In an airport like Heathrow, which employs over 75,000 people, with 40-60 miles of corridors according to ChatGPT, the navigation challenge for blind travellers is inevitably large. I am almost sure that airport designers do employ accessibility consultants, but I genuinely wonder who reviews their plans and decides that they are good enough.

This rant is fresh in my mind as I’m writing somewhere over Trump’s aspirational 51st state en route to San Francisco. Not all of the examples here happened to me today, not least because I met up with a friend inside the terminal. But I’ve experienced all of these myself and many of them multiple times. 

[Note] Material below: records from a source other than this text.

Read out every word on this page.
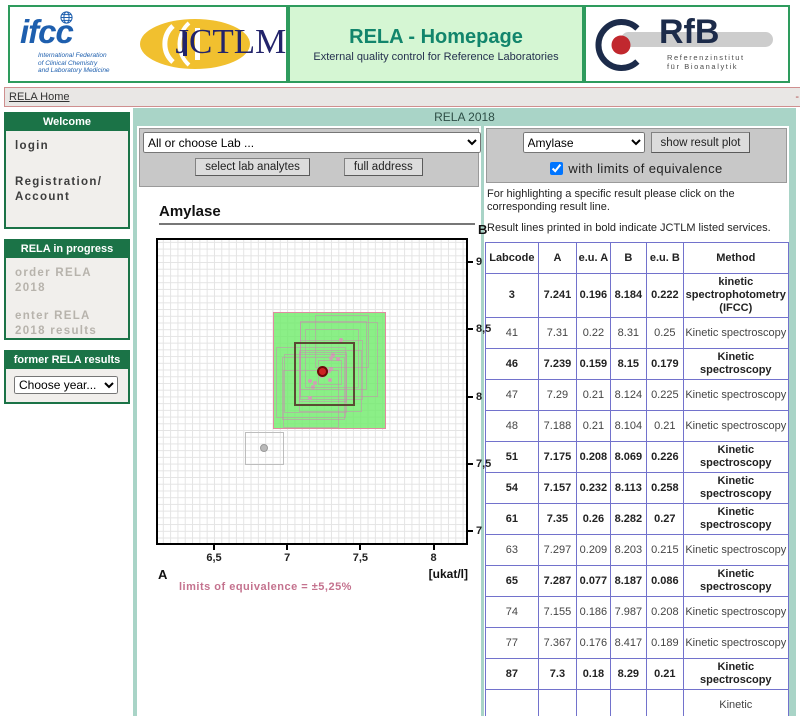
ifcc
International Federation
of Clinical Chemistry
and Laboratory Medicine
JCTLM	RELA - Homepage
External quality control for Reference Laboratories
RfB
Referenzinstitut
für Bioanalytik
RELA Home	-
Welcome
login
Registration/ Account
RELA in progress
order RELA 2018
enter RELA 2018 results
former RELA results
Choose year...
RELA 2018
All or choose Lab ...
select lab analytes	full address
Amylase
6,5	7	7,5	8
9
8,5
8
7,5
7
B
A	[ukat/l]
limits of equivalence = ±5,25%
Amylase
show result plot
with limits of equivalence
For highlighting a specific result please click on the
corresponding result line.
Result lines printed in bold indicate JCTLM listed services.
Labcode	A	e.u. A	B	e.u. B	Method
3	7.241	0.196	8.184	0.222	kinetic spectrophotometry (IFCC)
41	7.31	0.22	8.31	0.25	Kinetic spectroscopy
46	7.239	0.159	8.15	0.179	Kinetic spectroscopy
47	7.29	0.21	8.124	0.225	Kinetic spectroscopy
48	7.188	0.21	8.104	0.21	Kinetic spectroscopy
51	7.175	0.208	8.069	0.226	Kinetic spectroscopy
54	7.157	0.232	8.113	0.258	Kinetic spectroscopy
61	7.35	0.26	8.282	0.27	Kinetic spectroscopy
63	7.297	0.209	8.203	0.215	Kinetic spectroscopy
65	7.287	0.077	8.187	0.086	Kinetic spectroscopy
74	7.155	0.186	7.987	0.208	Kinetic spectroscopy
77	7.367	0.176	8.417	0.189	Kinetic spectroscopy
87	7.3	0.18	8.29	0.21	Kinetic spectroscopy
					Kinetic
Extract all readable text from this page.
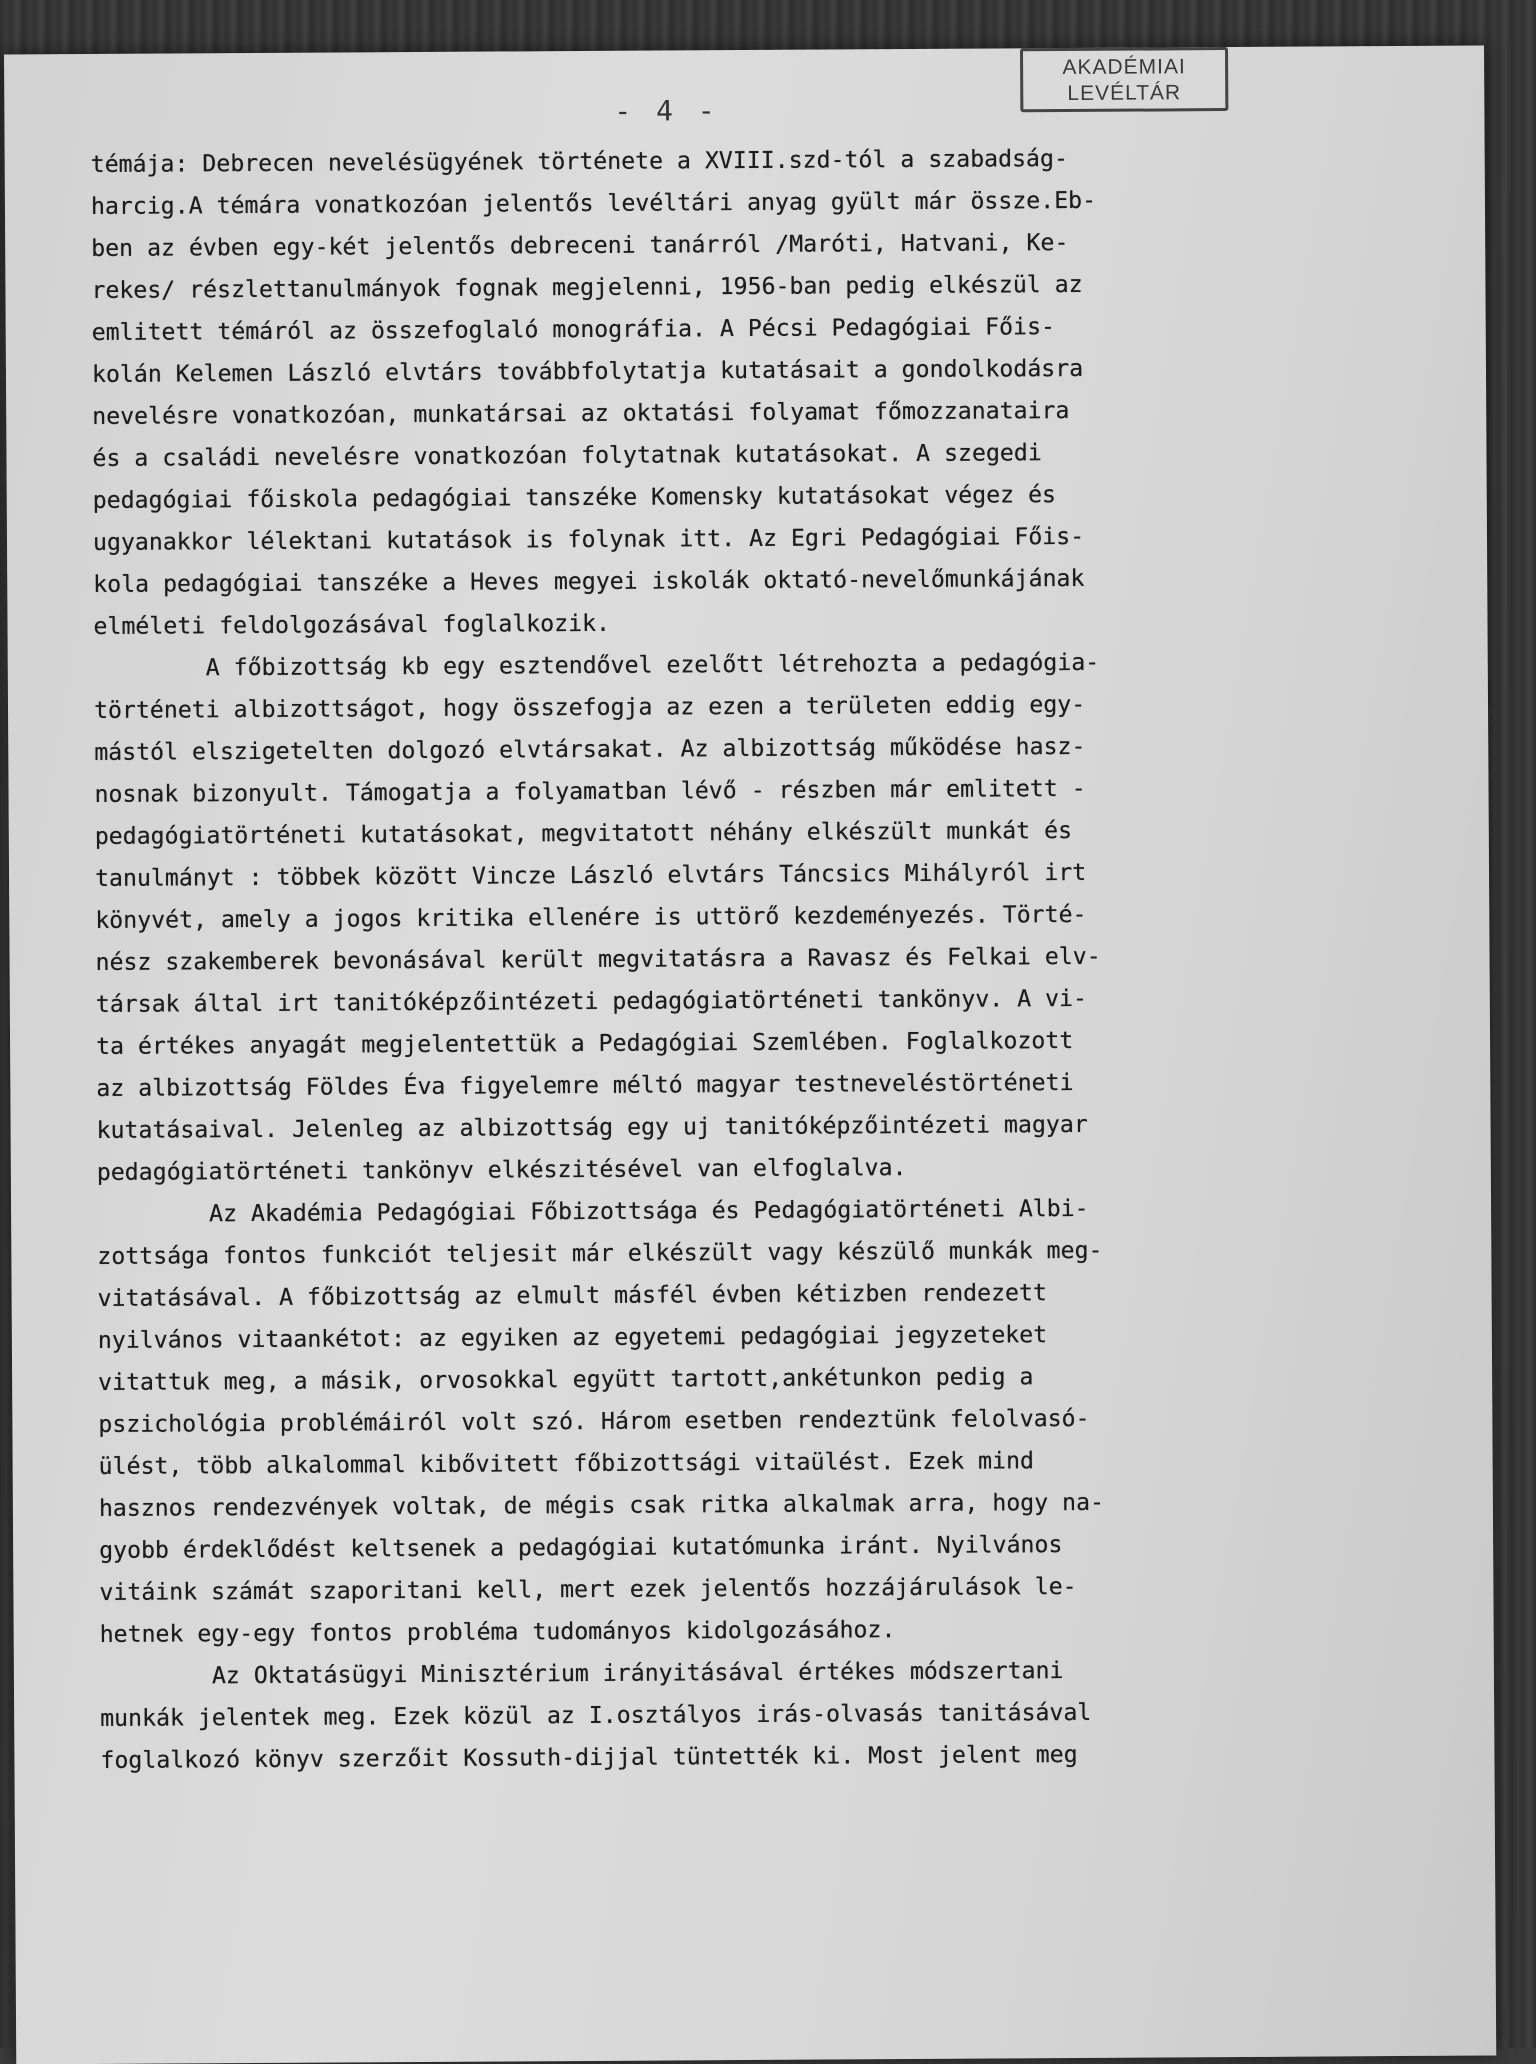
- 4 -
AKADÉMIAI
LEVÉLTÁR
témája: Debrecen nevelésügyének története a XVIII.szd-tól a szabadság-
harcig.A témára vonatkozóan jelentős levéltári anyag gyült már össze.Eb-
ben az évben egy-két jelentős debreceni tanárról /Maróti, Hatvani, Ke-
rekes/ részlettanulmányok fognak megjelenni, 1956-ban pedig elkészül az
emlitett témáról az összefoglaló monográfia. A Pécsi Pedagógiai Főis-
kolán Kelemen László elvtárs továbbfolytatja kutatásait a gondolkodásra
nevelésre vonatkozóan, munkatársai az oktatási folyamat főmozzanataira
és a családi nevelésre vonatkozóan folytatnak kutatásokat. A szegedi
pedagógiai főiskola pedagógiai tanszéke Komensky kutatásokat végez és
ugyanakkor lélektani kutatások is folynak itt. Az Egri Pedagógiai Főis-
kola pedagógiai tanszéke a Heves megyei iskolák oktató-nevelőmunkájának
elméleti feldolgozásával foglalkozik.
A főbizottság kb egy esztendővel ezelőtt létrehozta a pedagógia-
történeti albizottságot, hogy összefogja az ezen a területen eddig egy-
mástól elszigetelten dolgozó elvtársakat. Az albizottság működése hasz-
nosnak bizonyult. Támogatja a folyamatban lévő - részben már emlitett -
pedagógiatörténeti kutatásokat, megvitatott néhány elkészült munkát és
tanulmányt : többek között Vincze László elvtárs Táncsics Mihályról irt
könyvét, amely a jogos kritika ellenére is uttörő kezdeményezés. Törté-
nész szakemberek bevonásával került megvitatásra a Ravasz és Felkai elv-
társak által irt tanitóképzőintézeti pedagógiatörténeti tankönyv. A vi-
ta értékes anyagát megjelentettük a Pedagógiai Szemlében. Foglalkozott
az albizottság Földes Éva figyelemre méltó magyar testneveléstörténeti
kutatásaival. Jelenleg az albizottság egy uj tanitóképzőintézeti magyar
pedagógiatörténeti tankönyv elkészitésével van elfoglalva.
Az Akadémia Pedagógiai Főbizottsága és Pedagógiatörténeti Albi-
zottsága fontos funkciót teljesit már elkészült vagy készülő munkák meg-
vitatásával. A főbizottság az elmult másfél évben kétizben rendezett
nyilvános vitaankétot: az egyiken az egyetemi pedagógiai jegyzeteket
vitattuk meg, a másik, orvosokkal együtt tartott,ankétunkon pedig a
pszichológia problémáiról volt szó. Három esetben rendeztünk felolvasó-
ülést, több alkalommal kibővitett főbizottsági vitaülést. Ezek mind
hasznos rendezvények voltak, de mégis csak ritka alkalmak arra, hogy na-
gyobb érdeklődést keltsenek a pedagógiai kutatómunka iránt. Nyilvános
vitáink számát szaporitani kell, mert ezek jelentős hozzájárulások le-
hetnek egy-egy fontos probléma tudományos kidolgozásához.
Az Oktatásügyi Minisztérium irányitásával értékes módszertani
munkák jelentek meg. Ezek közül az I.osztályos irás-olvasás tanitásával
foglalkozó könyv szerzőit Kossuth-dijjal tüntették ki. Most jelent meg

  1. Particularly at Heathrow, taxi drivers are in constant fear of being towed if they step more than a couple of metres from their vehicle. They are literally unwilling to walk me the 10m to the Help Point which is now the prescribed way for disabled travellers to get assistance.
  2. You might imagine such assistance would include actually getting into the terminal given that taxi drivers cannot leave their vehicles, but apparently not. I’d like to blame the crass response to my request for help finding the entrance to the terminal on an AI but sadly it was a human who suggested with no obvious irony: ”If you just go to desk 32 inside the terminal someone there can provide you with that assistance.”
  3. At desk 32 I’m usually castigated for not turning up 3 hours before a 2 hour flight to give the numpties running the service enough time to recall an assistant from the other end of the terminal. Remind me again why I have to pre-book assistance because it clearly has sod all to do with resource planning.
  4. Although I’m manifestly more mobile than some of the assistance staff, I’m sometimes required to sit in a wheelchair because it will be quicker, safer or simply what the rulebook requires. And sometimes I even have to wear a seatbelt. I have not yet established if this is a precaution against impact from another blind man marauding unescorted through the airport or if I’m likely to be thrown out the chair by the extraordinary G forces as we race through the security line chicane. Matt Weston eat your heart out.
  5. Increasingly I’m taken outside the terminal into a hydraulic hoist designed by failed engineering students rather than just being walked down the jetway with all the other passengers in command of their own legs.
  6. After 90minutes  waiting at desk 32, a necessary detour via the Inclusive Facilities can often inject a little additional frustration  not specific to airports. photo sensitive flushes, taps and soap dispensers are the controls du jour in these toilets, which is presumably helpful for some users with limited motor skills. But there is not to my knowledge any standard for how these things are laid out. And call me squeamish if you like, but I’d honestly rather not feel my way around every nook and cranny hoping to trigger the flush, only to squirt soap over my sweater, or put my hand into a bin of used tissues.

This post has little to do with AI today, but it does have a lot to do with accessibility challenges in the physical world. I am so looking forward to the day when my Glide robot guide dog from Glidance can get me all the way unassisted from my taxi to my gate. With it’s substantial battery pack I’m sure the Glide will cause some teeth sucking at the security line, but that’s a conversation for another day.